Helping practitioners thrive

What can APA members expect as Nordal takes the reins of APA's Practice Directorate?

"Action," says fellow CAPP member Sanford Portnoy, PhD. "Dr. Nordal has a good sense of what needs to be done to help current practitioners thrive and the skills to enable dialogue among all of our various practice communities," says Portnoy. "She accomplished many things during her tenure with CAPP, and I think we can expect the same from her as she takes on this new role with APA."

Nordal says that while she has "a lot of listening to do over the next year," she already has several immediate priorities. One is to advocate for psychologists to become the behavioral health providers of choice--with appropriately trained psychologists given prescriptive authority--as part of an integrated health-care team. She says that, too often, due to economic pressures from insurance companies and other third-party payers, consumers are forced to see social workers or licensed professional counselors for their mental health concerns instead of a psychologist who is better trained in developing a more accurate and effective treatment plan for the patient.

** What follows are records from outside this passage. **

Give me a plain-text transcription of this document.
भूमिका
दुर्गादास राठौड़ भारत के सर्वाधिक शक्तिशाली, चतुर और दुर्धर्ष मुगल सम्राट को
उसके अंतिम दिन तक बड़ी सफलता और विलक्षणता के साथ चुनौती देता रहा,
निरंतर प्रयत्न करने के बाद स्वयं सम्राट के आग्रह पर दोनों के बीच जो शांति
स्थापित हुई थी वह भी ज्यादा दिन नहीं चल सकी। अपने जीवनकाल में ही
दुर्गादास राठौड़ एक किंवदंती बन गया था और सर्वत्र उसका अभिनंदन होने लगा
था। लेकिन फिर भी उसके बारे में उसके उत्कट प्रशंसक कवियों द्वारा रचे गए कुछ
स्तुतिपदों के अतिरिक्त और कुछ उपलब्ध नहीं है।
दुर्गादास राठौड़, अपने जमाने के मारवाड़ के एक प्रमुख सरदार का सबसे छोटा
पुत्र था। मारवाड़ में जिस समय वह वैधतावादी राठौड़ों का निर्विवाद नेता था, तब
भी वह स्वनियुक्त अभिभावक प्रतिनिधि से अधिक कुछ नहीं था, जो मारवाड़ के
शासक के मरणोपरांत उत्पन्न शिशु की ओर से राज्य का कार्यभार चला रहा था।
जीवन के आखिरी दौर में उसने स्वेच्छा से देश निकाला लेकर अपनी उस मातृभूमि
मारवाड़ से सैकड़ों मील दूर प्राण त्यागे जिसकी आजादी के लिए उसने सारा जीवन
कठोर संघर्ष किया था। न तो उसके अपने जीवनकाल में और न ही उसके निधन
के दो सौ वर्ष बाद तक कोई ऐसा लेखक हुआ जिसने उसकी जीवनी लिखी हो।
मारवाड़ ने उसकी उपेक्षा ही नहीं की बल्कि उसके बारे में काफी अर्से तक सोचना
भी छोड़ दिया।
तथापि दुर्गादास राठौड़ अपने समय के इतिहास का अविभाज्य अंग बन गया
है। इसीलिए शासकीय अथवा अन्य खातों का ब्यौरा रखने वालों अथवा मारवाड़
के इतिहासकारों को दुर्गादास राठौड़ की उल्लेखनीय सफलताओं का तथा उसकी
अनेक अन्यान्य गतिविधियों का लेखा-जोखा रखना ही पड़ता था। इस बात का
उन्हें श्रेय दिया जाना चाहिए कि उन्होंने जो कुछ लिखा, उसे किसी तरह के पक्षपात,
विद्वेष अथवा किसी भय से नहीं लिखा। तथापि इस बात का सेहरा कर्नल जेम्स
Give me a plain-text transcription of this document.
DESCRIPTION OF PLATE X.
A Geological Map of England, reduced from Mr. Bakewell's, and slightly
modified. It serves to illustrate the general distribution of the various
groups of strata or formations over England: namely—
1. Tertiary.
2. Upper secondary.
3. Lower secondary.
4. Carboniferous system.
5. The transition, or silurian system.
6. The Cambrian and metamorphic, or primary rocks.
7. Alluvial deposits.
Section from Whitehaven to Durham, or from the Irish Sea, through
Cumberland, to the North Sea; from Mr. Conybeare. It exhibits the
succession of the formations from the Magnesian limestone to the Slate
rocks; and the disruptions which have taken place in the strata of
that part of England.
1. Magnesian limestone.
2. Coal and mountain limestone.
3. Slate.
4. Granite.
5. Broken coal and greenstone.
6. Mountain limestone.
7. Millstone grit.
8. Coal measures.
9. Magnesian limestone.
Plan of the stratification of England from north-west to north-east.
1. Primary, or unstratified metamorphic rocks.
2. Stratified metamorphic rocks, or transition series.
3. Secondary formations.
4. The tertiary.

"There's an underappreciation of what psychologists can bring to the health-care arena, at least in the eyes of federal policy stakeholders, and I plan to work very hard to change that," Nordal says.

She'd also like to see the APA Practice Organization create more tools to help psychologists build successful practices. In particular she believes members need more resources on "business of practice" issues, which are often not taught in graduate school.

Nordal officially assumes her role next month, and she couldn't be more eager to start.

"For 28 years, I've been living, sleeping, eating and breathing the life of practice," Nordal says. "The APA executive director of practice position offers so many opportunities and possibilities to advance the professional practice of psychology in all of the venues in which we serve our patients, communities and society at large. I can't think of a better way to spend the next decade-at least-of my professional career."